Temeroso de perder toda la iniciativa, Kylar avanzó poco a poco hasta el tabique que separaba el herbolario de la tienda. Si estaba en lo cierto, uno de los hombres se encontraba justo al otro lado. Tras enfundar silenciosamente y con angustiosa lentitud una de sus espadas cortas, desenvainó la espada ceurí de mano y media que llevaba a la espalda.

Acercó la punta de la hoja al tabique y esperó a oír algún sonido.

No hubo nada. Ya ni siquiera oía la respiración del hombre nervioso, por lo que debía de estar al otro lado del tabique, mientras que el tranquilo se habría alejado.

Kylar esperó. Tembló de expectación. Uno de los hombres era un brujo. ¿Estarían con los khalidoranos sobre los que le había advertido Jarl? Se quitó la idea de la cabeza. De eso podía preocuparse más tarde. Fueran quienes fuesen, lo tenían atrapado. Daba igual si lo habían tomado por el maestro Blint o por un ladronzuelo cualquiera.
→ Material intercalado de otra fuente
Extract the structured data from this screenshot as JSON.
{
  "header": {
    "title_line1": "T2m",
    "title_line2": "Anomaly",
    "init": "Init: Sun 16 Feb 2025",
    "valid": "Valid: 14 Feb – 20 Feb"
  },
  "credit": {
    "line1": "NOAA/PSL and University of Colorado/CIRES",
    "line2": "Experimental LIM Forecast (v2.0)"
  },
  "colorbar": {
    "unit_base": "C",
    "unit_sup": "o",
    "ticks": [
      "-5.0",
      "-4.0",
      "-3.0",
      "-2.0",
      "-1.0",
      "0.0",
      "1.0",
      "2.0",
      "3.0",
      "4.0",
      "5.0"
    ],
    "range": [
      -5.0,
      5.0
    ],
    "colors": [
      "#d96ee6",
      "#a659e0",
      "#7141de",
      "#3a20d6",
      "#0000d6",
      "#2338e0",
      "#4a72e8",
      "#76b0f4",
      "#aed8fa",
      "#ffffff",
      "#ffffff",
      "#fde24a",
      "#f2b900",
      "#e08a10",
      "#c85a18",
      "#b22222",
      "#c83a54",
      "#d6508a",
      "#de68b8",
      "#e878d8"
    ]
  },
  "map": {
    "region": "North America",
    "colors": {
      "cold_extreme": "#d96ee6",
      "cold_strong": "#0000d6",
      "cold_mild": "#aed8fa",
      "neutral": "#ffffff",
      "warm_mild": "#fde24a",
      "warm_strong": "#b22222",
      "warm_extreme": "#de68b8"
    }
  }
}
Sin embargo, ¿cuál era el brujo? ¿El nervioso? No lo creía, pero la sensación que había cerrado la puerta después de tocarlo a él había parecido dirigida desde aquel lado.

Crujió un tablón.

—¡Feir! ¡Atrás! —gritó el hombre más alejado.
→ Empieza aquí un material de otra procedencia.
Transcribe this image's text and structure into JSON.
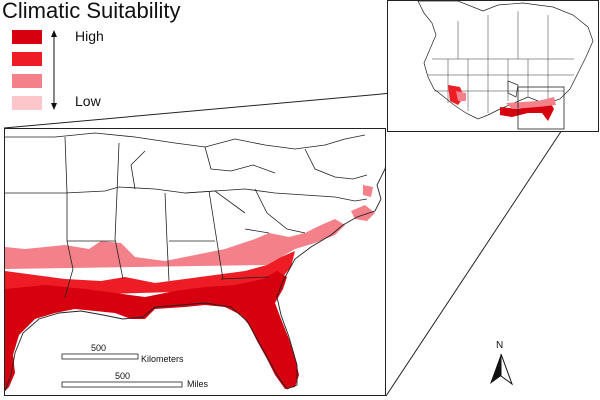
{
  "legend": {
    "title": "Climatic Suitability",
    "high_label": "High",
    "low_label": "Low",
    "classes": [
      {
        "color": "#d7000f"
      },
      {
        "color": "#ee1c24"
      },
      {
        "color": "#f4808a"
      },
      {
        "color": "#fcc6cb"
      }
    ]
  },
  "scale": {
    "km_value": "500",
    "km_unit": "Kilometers",
    "mi_value": "500",
    "mi_unit": "Miles"
  },
  "north_arrow": {
    "label": "N"
  },
  "colors": {
    "high": "#d7000f",
    "medium_high": "#ee1c24",
    "medium": "#f4808a",
    "low": "#fcc6cb",
    "border": "#222222"
  }
}
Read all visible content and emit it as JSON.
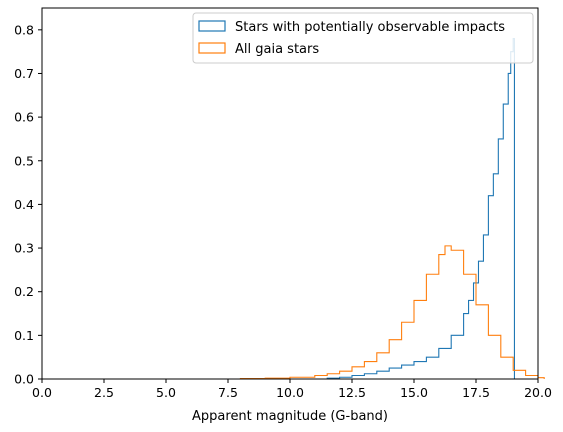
{
  "chart_data": {
    "type": "histogram-step",
    "xlabel": "Apparent magnitude (G-band)",
    "ylabel": "",
    "xlim": [
      0.0,
      20.0
    ],
    "ylim": [
      0.0,
      0.85
    ],
    "x_ticks": [
      "0.0",
      "2.5",
      "5.0",
      "7.5",
      "10.0",
      "12.5",
      "15.0",
      "17.5",
      "20.0"
    ],
    "y_ticks": [
      "0.0",
      "0.1",
      "0.2",
      "0.3",
      "0.4",
      "0.5",
      "0.6",
      "0.7",
      "0.8"
    ],
    "legend_position": "top-right",
    "series": [
      {
        "name": "Stars with potentially observable impacts",
        "color": "#1f77b4",
        "x": [
          11.0,
          11.5,
          12.0,
          12.5,
          13.0,
          13.5,
          14.0,
          14.5,
          15.0,
          15.5,
          16.0,
          16.5,
          17.0,
          17.2,
          17.4,
          17.6,
          17.8,
          18.0,
          18.2,
          18.4,
          18.6,
          18.8,
          18.9,
          19.0
        ],
        "y": [
          0.0,
          0.002,
          0.004,
          0.008,
          0.012,
          0.018,
          0.025,
          0.032,
          0.04,
          0.05,
          0.07,
          0.1,
          0.15,
          0.18,
          0.22,
          0.27,
          0.33,
          0.42,
          0.47,
          0.55,
          0.63,
          0.7,
          0.75,
          0.78
        ]
      },
      {
        "name": "All gaia stars",
        "color": "#ff7f0e",
        "x": [
          7.5,
          8.0,
          9.0,
          10.0,
          11.0,
          11.5,
          12.0,
          12.5,
          13.0,
          13.5,
          14.0,
          14.5,
          15.0,
          15.5,
          16.0,
          16.25,
          16.5,
          17.0,
          17.5,
          18.0,
          18.5,
          19.0,
          19.5,
          20.0
        ],
        "y": [
          0.0,
          0.001,
          0.002,
          0.004,
          0.008,
          0.012,
          0.018,
          0.028,
          0.04,
          0.06,
          0.09,
          0.13,
          0.18,
          0.24,
          0.285,
          0.305,
          0.295,
          0.24,
          0.17,
          0.1,
          0.05,
          0.02,
          0.008,
          0.003
        ]
      }
    ]
  }
}
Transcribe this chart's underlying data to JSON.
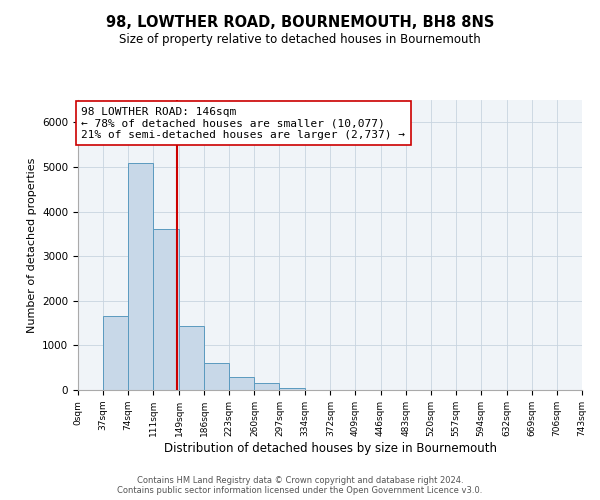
{
  "title": "98, LOWTHER ROAD, BOURNEMOUTH, BH8 8NS",
  "subtitle": "Size of property relative to detached houses in Bournemouth",
  "xlabel": "Distribution of detached houses by size in Bournemouth",
  "ylabel": "Number of detached properties",
  "bar_edges": [
    0,
    37,
    74,
    111,
    149,
    186,
    223,
    260,
    297,
    334,
    372,
    409,
    446,
    483,
    520,
    557,
    594,
    632,
    669,
    706,
    743
  ],
  "bar_heights": [
    0,
    1650,
    5080,
    3600,
    1430,
    610,
    300,
    150,
    50,
    0,
    0,
    0,
    0,
    0,
    0,
    0,
    0,
    0,
    0,
    0
  ],
  "property_line_x": 146,
  "bar_color": "#c8d8e8",
  "bar_edge_color": "#5a9abf",
  "line_color": "#cc0000",
  "annotation_line1": "98 LOWTHER ROAD: 146sqm",
  "annotation_line2": "← 78% of detached houses are smaller (10,077)",
  "annotation_line3": "21% of semi-detached houses are larger (2,737) →",
  "annotation_box_color": "#ffffff",
  "annotation_box_edge_color": "#cc0000",
  "ylim": [
    0,
    6500
  ],
  "xlim": [
    0,
    743
  ],
  "tick_labels": [
    "0sqm",
    "37sqm",
    "74sqm",
    "111sqm",
    "149sqm",
    "186sqm",
    "223sqm",
    "260sqm",
    "297sqm",
    "334sqm",
    "372sqm",
    "409sqm",
    "446sqm",
    "483sqm",
    "520sqm",
    "557sqm",
    "594sqm",
    "632sqm",
    "669sqm",
    "706sqm",
    "743sqm"
  ],
  "footer_line1": "Contains HM Land Registry data © Crown copyright and database right 2024.",
  "footer_line2": "Contains public sector information licensed under the Open Government Licence v3.0.",
  "title_fontsize": 10.5,
  "subtitle_fontsize": 8.5,
  "tick_fontsize": 6.5,
  "ylabel_fontsize": 8,
  "xlabel_fontsize": 8.5,
  "annotation_fontsize": 8,
  "footer_fontsize": 6
}
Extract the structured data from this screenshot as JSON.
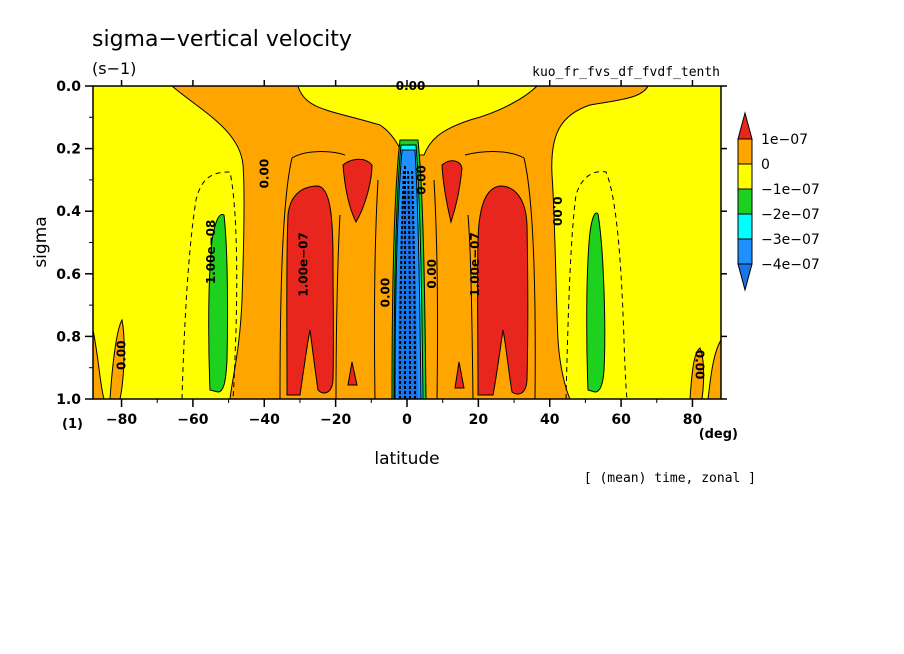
{
  "chart_data": {
    "type": "heatmap",
    "title": "sigma−vertical velocity",
    "units": "(s−1)",
    "experiment": "kuo_fr_fvs_df_fvdf_tenth",
    "footer": "[ (mean) time, zonal ]",
    "xlabel": "latitude",
    "ylabel": "sigma",
    "x_unit_label": "(deg)",
    "y_unit_label": "(1)",
    "xlim": [
      -88,
      88
    ],
    "ylim": [
      0.0,
      1.0
    ],
    "x_ticks": [
      -80,
      -60,
      -40,
      -20,
      0,
      20,
      40,
      60,
      80
    ],
    "y_ticks": [
      0.0,
      0.2,
      0.4,
      0.6,
      0.8,
      1.0
    ],
    "x_tick_labels": [
      "−80",
      "−60",
      "−40",
      "−20",
      "0",
      "20",
      "40",
      "60",
      "80"
    ],
    "y_tick_labels": [
      "0.0",
      "0.2",
      "0.4",
      "0.6",
      "0.8",
      "1.0"
    ],
    "colorbar": {
      "levels": [
        "1e−07",
        "0",
        "−1e−07",
        "−2e−07",
        "−3e−07",
        "−4e−07"
      ],
      "colors": [
        "#e8261d",
        "#ffa500",
        "#ffff00",
        "#1fd11f",
        "#00ffff",
        "#1e90ff",
        "#1874e8"
      ]
    },
    "contour_labels": [
      {
        "text": "0.00",
        "lat": 1,
        "sigma": 0.0,
        "rotate": 0
      },
      {
        "text": "0.00",
        "lat": -40,
        "sigma": 0.28,
        "rotate": -90
      },
      {
        "text": "0.00",
        "lat": 42,
        "sigma": 0.4,
        "rotate": 90
      },
      {
        "text": "0.00",
        "lat": -80,
        "sigma": 0.86,
        "rotate": -90
      },
      {
        "text": "0.00",
        "lat": 82,
        "sigma": 0.89,
        "rotate": 90
      },
      {
        "text": "1.00e−07",
        "lat": -29,
        "sigma": 0.57,
        "rotate": -90
      },
      {
        "text": "1.00e−07",
        "lat": 19,
        "sigma": 0.57,
        "rotate": -90
      },
      {
        "text": "1.00e−08",
        "lat": -55,
        "sigma": 0.53,
        "rotate": -90
      },
      {
        "text": "0.00",
        "lat": -6,
        "sigma": 0.66,
        "rotate": -90
      },
      {
        "text": "0.00",
        "lat": 7,
        "sigma": 0.6,
        "rotate": -90
      },
      {
        "text": "0.00",
        "lat": 4,
        "sigma": 0.3,
        "rotate": -90
      }
    ]
  }
}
Kylar atravesó con su espada la madera de pino de un dedo de grosor. Luego retiró la hoja a la vez que cargaba por la entrada. Atravesó la cortina que separaba las dos estancias y se lanzó, desde la jamba y por encima del mostrador, hacia el hombre al que había intentado ensartar.

Este seguía en el suelo, y se apartó rodando mientras Kylar lanzaba un tajo hacia su cabeza. Era enorme. Más grande incluso que Logan, pero proporcionado como un tronco de árbol, macizo por todas partes, sin cintura o cuello definibles. Pese a todo, aun tumbado boca arriba, estaba alzando una espada para bloquear el golpe de Kylar.

Y lo habría parado si la espada de Kylar hubiese estado entera. Sin embargo, la mitad de la hoja ceurí yacía en el suelo junto al hombre, partida mediante magia un instante después de que la clavara a través del tabique.

Al no encontrar una espada donde la había esperado, el grandullón hizo un bloqueo demasiado abierto mientras Kylar aterrizaba de rodillas para completar su ataque. La hoja partida de Kylar voló hacia el estómago del gigante, tan ligera y rápida que no había reacción posible.

Entonces Kylar sintió como si su cabeza estuviera dentro de una campana de templo. Hubo una sacudida, grave pero concentrada, como si una enorme piedra angular hubiera caído desde un segundo piso a escasos centímetros de su cabeza.

La fuerza del impacto lo mandó despedido de lado, llevándose por delante un estante de frascos de hierbas hasta empotrarse contra un segundo anaquel y caer encima de los dos con estrépito.